Alat Berat untuk Normalisasi Sungai dan Pembersihan Longsor
Seluruh alat berat akan difokuskan untuk pembersihan material longsor, pembenahan akses jalan, hingga normalisasi aliran sungai di titik-titik terdampak. Bupati menambahkan bahwa pihaknya baru saja menggelar rapat bersama 42 desa yang terdampak bencana dan membutuhkan alat berat tersebut.
“Dengan datangnya bantuan dari Bapak Mendagri ini tentu sangat membantu masyarakat Aceh Tengah. Tadi kami juga baru selesai rapat bersama 42 desa terdampak bencana yang memang membutuhkan alat berat ini,” katanya.
Harapan Bupati: Alat Berat Tidak Ditarik Kembali
Haili Yoga berharap alat berat tersebut bisa terus digunakan di Aceh Tengah dan tidak ditarik kembali.

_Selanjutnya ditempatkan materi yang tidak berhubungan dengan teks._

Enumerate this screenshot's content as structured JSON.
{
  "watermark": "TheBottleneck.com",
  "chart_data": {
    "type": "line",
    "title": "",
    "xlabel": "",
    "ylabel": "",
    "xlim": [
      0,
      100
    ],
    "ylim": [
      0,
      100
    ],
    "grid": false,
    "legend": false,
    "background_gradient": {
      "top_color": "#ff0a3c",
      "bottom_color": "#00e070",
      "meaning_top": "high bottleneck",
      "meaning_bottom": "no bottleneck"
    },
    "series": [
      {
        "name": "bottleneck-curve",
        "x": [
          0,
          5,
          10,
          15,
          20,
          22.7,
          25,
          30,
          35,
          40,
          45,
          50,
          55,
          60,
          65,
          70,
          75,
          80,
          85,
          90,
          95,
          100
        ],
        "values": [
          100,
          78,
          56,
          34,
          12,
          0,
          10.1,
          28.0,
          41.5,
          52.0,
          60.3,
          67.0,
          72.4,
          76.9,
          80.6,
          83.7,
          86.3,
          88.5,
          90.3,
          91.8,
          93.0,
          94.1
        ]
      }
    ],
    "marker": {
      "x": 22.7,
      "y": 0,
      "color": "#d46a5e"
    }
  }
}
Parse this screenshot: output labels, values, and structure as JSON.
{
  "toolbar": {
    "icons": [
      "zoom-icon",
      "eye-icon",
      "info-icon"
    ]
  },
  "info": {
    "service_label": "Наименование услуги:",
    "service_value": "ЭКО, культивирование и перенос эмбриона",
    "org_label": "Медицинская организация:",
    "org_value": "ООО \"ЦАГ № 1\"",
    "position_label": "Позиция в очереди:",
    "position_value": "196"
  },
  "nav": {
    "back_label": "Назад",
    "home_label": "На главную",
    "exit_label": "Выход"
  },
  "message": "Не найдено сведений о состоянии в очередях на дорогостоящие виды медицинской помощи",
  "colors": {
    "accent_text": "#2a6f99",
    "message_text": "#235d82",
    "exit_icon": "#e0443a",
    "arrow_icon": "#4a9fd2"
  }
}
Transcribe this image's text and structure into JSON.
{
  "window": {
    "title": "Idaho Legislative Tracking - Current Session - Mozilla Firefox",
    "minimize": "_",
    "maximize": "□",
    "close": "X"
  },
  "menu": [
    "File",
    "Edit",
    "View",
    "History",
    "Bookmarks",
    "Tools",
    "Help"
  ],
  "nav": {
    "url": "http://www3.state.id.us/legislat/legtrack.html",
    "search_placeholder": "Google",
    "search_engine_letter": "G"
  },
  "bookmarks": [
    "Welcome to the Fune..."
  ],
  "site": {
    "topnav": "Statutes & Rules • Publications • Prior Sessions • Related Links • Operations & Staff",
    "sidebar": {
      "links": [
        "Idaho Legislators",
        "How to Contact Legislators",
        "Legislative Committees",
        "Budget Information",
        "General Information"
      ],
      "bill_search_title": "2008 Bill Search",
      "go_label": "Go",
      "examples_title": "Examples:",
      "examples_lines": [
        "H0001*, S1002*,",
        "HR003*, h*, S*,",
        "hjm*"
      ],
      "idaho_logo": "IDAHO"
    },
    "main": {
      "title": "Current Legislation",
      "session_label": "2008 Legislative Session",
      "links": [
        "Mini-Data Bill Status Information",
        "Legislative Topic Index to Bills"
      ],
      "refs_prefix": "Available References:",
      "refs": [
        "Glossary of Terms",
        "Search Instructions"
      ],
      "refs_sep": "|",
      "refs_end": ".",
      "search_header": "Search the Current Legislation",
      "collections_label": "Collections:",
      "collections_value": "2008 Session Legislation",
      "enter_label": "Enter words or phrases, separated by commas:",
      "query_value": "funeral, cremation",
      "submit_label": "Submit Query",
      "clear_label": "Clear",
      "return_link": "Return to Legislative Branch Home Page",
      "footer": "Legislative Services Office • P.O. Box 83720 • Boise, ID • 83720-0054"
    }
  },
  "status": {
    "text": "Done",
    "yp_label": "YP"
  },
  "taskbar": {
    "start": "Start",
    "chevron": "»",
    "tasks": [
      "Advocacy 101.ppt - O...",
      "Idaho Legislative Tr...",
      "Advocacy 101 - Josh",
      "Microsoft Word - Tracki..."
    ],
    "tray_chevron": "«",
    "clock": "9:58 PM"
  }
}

Menurutnya, kondisi daerah yang hampir setiap hari menghadapi longsor dan banjir membuat ketersediaan alat berat menjadi kebutuhan mendesak.
“Kami berharap alat berat ini nantinya bisa tetap digunakan di Aceh Tengah dan tidak ditarik kembali, karena kondisi daerah kami memang sangat membutuhkan. Terima kasih kepada Bapak Mendagri atas perhatian dan dukungannya. Ini menjadi bukti nyata bahwa pemerintah pusat hadir untuk masyarakat Aceh Tengah,” tambahnya.